The WebAssign portion (50%) of your grade will be assigned by completing the personal study plan portion practice quiz for each section in the book. These practice quizzes need completed on a regular and timely basis. Waiting until the night before the exam to complete them is not an effective way to learn the material. Furthermore, the instructor is expecting that the students will learn some of the easier material through WebAssign and will focus on the more challenging problems in class.
- If you have completed a practice quiz with a score of 80% of higher before the scheduled start of that section, you will receive a 10% bonus to your practice quiz score for that section.
- If you have completed the practice quiz with a score of 90% of higher before a quiz on that section, you are guaranteed at least 50% credit on the quiz (even if you miss every question). Your score will be whichever is greater: what you scored on the quiz or 50% of the quiz value.
- Practice quizzes that are not completed within 2 class periods of when the section is finished will receive 80% of the score shown.
- All practice quizzes must be completed before the exam on that chapter to receive any credit.
- The score you receive in the gradebook will be the average of the scores on each of the practice quizzes for a chapter.
WebAssign Notes
- Taking the chapter exam in the personal study plan will reset any grades you have received on the individual section practice quizzes. It is not a good idea to take the chapter quizzes before an exam or you will possibly wipe out previous work.
- The practice quizzes will show the latest attempt at the quiz.
- Practice quizzes must be completed and submitted in whole. There is no facility for submitting parts of it. Neither is the ability to retake the quiz and just answer the parts previously missed. For that reason, you are strongly encouraged to take notes and show work on paper (this will greatly speed up the process if you have to repeat the quiz).
- Each item in a practice quiz counts the same, not each question. A four part question counts four times a one part question. This is how WebAssign does it, I cannot change that.
- WebAssign practice quizzes are similar to homework or basic skills.
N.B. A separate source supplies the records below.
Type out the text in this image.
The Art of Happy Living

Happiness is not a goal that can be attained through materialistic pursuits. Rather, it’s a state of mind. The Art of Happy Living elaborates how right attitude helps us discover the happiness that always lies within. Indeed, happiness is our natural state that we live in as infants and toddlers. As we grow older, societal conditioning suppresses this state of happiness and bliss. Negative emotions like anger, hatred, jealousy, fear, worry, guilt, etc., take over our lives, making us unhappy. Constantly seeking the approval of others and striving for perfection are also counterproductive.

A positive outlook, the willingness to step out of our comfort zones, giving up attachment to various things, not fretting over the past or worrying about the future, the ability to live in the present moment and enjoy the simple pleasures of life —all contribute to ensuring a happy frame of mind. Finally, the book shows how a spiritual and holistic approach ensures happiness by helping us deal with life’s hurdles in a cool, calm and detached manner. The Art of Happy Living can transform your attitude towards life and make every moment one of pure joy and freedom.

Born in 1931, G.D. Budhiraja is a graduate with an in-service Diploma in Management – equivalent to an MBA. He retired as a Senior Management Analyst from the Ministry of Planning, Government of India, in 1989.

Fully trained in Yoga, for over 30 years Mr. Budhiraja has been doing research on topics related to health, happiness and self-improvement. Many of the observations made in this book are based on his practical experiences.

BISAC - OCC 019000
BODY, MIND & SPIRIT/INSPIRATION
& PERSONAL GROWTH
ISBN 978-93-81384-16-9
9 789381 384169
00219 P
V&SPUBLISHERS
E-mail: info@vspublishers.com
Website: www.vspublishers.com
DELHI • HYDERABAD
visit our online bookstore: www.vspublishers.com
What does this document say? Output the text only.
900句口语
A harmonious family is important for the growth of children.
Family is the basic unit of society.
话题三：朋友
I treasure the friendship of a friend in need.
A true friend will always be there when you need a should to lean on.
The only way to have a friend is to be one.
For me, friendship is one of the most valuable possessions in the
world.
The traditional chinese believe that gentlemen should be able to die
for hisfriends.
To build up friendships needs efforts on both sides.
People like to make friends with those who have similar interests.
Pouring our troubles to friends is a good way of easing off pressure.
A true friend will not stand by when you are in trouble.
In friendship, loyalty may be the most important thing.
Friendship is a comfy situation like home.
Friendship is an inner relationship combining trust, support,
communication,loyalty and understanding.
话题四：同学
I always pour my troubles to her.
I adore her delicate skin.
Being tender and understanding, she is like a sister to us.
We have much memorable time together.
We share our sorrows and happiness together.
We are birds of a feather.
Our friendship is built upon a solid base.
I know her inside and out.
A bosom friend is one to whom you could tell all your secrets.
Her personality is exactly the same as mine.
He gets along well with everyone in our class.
They probably will not help you on the in-class exams, which are more conceptual and like the group activities or technology projects.
Quizzes
The quizzes are mainly designed to encourage reading of the material before the section is covered in class. The questions are picked so that a student with a medium amount of understanding of the section should be able to answer them.
In-Class Exams
The in-class exams in this course do not, as a rule, have basic skills questions on them. There is very little straight-forward "differentiate" or "integrate" type problems. That has been pushed off onto the WebAssign portion of your grade.
What you will find on the in-class exams are fewer problems that get at whether you understand the concepts rather than having memorized how to work a particular type of question. The questions will be similar to ones encountered in the group activities or on the technology projects, or they might be items you've never seen before but you should be able to figure out with the information you have seen.